My husband and I had a very short courtship.
Since marrying, he’s suspicious of me seeing someone else, lying to him, or being dishonest with him about money. I feel very hurt that he doesn’t trust me.
But he moves on like nothing’s happened and my reaction to him becomes the bigger focus than what he’s said.
There’s never an apology for the baseless accusations. Is this something that will fade with time as trust grows or a sign of a paranoid mind?
- Innocent and Worried
Confront this situation before it drives you two apart; or worse, before you feel intimidated and stuck in a relationship of emotional abuse.
It’s possible that this is his own insecurity about having married so quickly so it’s a topic you two should discuss, and also consider marriage counselling to help you both adjust and allay fears.
However, if he refuses to go, and his suspicions persist, look to other logical causes, such as an alcohol or substance abuse problem, as these sometimes lead to paranoia.

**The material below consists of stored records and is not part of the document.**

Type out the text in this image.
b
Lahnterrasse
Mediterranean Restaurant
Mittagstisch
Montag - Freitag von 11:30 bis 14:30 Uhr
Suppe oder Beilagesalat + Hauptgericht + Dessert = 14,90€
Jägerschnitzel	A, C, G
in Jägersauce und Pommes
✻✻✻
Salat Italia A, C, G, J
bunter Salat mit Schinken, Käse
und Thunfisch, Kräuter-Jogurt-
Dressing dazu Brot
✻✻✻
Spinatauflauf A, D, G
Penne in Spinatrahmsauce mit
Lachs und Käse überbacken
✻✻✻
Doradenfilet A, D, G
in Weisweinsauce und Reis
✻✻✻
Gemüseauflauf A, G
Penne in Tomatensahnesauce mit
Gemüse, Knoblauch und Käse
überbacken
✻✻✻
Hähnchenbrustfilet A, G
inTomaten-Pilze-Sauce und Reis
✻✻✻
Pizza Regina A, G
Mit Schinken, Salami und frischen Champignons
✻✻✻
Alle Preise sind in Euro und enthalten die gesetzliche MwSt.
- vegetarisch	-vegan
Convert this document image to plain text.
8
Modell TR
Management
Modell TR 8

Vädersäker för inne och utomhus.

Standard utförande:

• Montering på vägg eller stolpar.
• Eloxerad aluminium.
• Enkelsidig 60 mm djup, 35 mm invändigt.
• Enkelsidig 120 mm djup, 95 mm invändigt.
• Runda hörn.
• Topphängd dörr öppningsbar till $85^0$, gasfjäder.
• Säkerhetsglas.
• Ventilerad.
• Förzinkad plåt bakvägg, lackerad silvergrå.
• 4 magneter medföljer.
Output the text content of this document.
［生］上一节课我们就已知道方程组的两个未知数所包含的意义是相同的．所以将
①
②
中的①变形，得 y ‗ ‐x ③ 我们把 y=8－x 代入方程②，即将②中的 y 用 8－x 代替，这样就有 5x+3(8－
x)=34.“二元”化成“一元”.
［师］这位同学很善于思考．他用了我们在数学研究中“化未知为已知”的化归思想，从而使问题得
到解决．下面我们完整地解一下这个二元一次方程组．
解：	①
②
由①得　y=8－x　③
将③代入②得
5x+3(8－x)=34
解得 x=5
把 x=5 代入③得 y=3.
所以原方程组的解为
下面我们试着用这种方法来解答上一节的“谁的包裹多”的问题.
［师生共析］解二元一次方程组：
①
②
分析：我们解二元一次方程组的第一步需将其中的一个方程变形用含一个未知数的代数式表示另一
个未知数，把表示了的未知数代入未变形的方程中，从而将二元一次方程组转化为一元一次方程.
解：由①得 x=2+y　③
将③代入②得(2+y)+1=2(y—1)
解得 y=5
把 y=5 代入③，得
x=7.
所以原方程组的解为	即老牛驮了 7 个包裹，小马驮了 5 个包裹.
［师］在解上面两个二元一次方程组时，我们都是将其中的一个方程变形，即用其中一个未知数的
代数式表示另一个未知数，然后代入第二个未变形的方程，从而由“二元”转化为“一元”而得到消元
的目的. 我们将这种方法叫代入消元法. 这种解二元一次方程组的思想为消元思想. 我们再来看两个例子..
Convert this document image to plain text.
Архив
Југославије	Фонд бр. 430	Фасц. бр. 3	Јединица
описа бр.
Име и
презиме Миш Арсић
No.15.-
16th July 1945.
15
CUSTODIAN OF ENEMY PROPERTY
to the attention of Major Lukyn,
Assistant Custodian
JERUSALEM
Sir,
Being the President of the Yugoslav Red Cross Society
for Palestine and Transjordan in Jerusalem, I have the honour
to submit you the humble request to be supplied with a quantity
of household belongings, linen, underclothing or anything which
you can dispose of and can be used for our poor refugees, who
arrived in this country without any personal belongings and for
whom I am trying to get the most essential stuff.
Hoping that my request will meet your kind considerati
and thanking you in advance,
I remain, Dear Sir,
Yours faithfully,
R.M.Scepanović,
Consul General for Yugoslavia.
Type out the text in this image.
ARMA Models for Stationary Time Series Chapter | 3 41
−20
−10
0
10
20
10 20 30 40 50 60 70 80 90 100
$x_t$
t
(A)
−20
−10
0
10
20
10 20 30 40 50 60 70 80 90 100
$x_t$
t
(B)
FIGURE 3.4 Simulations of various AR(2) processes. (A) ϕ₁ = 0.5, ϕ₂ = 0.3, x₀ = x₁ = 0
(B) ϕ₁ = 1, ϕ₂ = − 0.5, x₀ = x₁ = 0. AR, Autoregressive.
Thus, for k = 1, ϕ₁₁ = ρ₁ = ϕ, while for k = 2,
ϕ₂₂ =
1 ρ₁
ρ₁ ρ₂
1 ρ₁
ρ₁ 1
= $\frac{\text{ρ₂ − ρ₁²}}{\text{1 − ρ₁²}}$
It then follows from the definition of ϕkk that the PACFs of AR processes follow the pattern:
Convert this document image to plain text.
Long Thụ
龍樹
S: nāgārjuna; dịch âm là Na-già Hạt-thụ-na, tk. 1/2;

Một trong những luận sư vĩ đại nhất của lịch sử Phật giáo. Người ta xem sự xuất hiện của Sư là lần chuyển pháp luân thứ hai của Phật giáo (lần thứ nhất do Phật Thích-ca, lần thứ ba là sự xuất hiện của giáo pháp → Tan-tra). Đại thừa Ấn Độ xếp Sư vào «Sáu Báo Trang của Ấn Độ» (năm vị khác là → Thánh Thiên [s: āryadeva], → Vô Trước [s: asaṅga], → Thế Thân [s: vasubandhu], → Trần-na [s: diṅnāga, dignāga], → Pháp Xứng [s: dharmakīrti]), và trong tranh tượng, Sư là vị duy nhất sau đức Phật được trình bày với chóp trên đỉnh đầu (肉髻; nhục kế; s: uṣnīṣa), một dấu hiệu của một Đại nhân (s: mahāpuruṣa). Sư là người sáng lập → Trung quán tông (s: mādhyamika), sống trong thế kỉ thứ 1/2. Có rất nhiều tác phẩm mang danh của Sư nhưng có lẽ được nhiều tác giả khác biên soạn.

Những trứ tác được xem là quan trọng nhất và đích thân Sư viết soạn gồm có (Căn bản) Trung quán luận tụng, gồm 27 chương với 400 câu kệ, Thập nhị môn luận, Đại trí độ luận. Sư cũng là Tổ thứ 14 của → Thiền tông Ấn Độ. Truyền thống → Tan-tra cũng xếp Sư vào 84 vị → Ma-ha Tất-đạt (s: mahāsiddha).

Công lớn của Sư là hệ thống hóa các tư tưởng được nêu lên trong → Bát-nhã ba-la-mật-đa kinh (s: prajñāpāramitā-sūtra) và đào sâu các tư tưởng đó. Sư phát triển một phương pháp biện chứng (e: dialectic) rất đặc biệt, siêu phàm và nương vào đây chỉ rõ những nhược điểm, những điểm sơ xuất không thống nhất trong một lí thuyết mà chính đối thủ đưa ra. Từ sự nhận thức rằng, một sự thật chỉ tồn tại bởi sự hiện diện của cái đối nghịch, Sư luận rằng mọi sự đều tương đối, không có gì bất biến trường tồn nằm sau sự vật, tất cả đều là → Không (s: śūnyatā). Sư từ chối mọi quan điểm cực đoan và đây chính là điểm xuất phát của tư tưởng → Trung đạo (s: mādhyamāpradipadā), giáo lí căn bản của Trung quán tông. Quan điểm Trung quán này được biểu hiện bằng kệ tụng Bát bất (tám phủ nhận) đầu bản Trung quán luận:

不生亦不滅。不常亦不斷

A medical check would also be worthwhile.
He needs to recognize the problem he’s causing, and start to handle it. Above all, do NOT be defensive about your reaction, it’s his behaviour that’s wrong, and ultimately destructive.
My girlfriend’s taken up yoga with a vengeance. She’s gone several nights a week, leaving me to baby-sit. She takes weekend classes, and wants to go on a yoga retreat for one week.
Why is yoga considered a sanctioned escape from her responsibilities?
- Fed Up
This is about being a couple, not about yoga.
Two possibilities: 1) Perhaps she was carrying too many of the responsibilities.
Or 2) You two need to compromise on free time for both, sharing child-rearing, chores, and time together.
I’m 18, in university, living with my parents and two younger sisters when not in school.
My dad, loves his family, but has always been verbally/ mentally abusive. He’s from a third-world country where “how he speaks” is considered nothing compared to beatings which are common there.
He won’t accept that he’s hurting his family, nor talk to anyone about it, because confiding in outsiders is “traitorous.”
I’ve been depressed/suicidal since Grade 4 (I’ve gotten help), and my gifted sister has neglected her studies deliberately.
After a large fight, my dad threatened to move out with the 8-year-old; I almost was forced to leave home, and my mother attempted suicide (her work provides most of the family’s income).
My boyfriend’s willing to take me in, but we wouldn’t manage without extreme cut-backs (only one of us attending university at a time).
I hate worrying every day about my sisters and my mother, and can’t get through to my father.
What more can I do?
- Trying to Stay Strong
Stay with your education, which is your own stepping stone to a better life.
Meanwhile, talk to your mom about ways you and she can prepare ahead, in case there’s another extreme fight and threats. Contact a woman’s shelter and explore where there’s safe accommodation for all of you.
Your mother needs your support, to keep her from thinking suicide is her only escape. Both you and she should keep the number of a distress centre handy, to turn to when things seem so bleak.
If possible, find a trusted leader in your father’s community to discuss your worries; hopefully, this person has some ideas to counter your father’s frustration/anger. But be assured of confidentiality before you give details.
My niece and her boyfriend are having a committment ceremony at a hall, to celebrate their life partnership, with a dinner reception following.
My brother, her father, is attending, but his wife refused, claiming they should marry in a church. She’s not allowing their children (ages 22, 16 and 13) to go.
It’s created unhappiness in my brother’s marriage, and amongst family members, especially my niece.
I feel my sister-in-law should be by my brother’s side, supporting him.
- Resolution Needed
This sounds like a family already divided, so everyone but the two couples involved, should butt out, despite your legitimate concerns.
Your sister-in-law’s stance has to do with her values, PLUS her existing relationship with your niece.
For the sake of the father, the two women could find solutions, if desired – example: the wife and children could attend the reception, only; your niece could assign them a special role at the party, etc.
Tip of the day:
Unfounded accusations against a spouse eventually erode trust and love on both sides.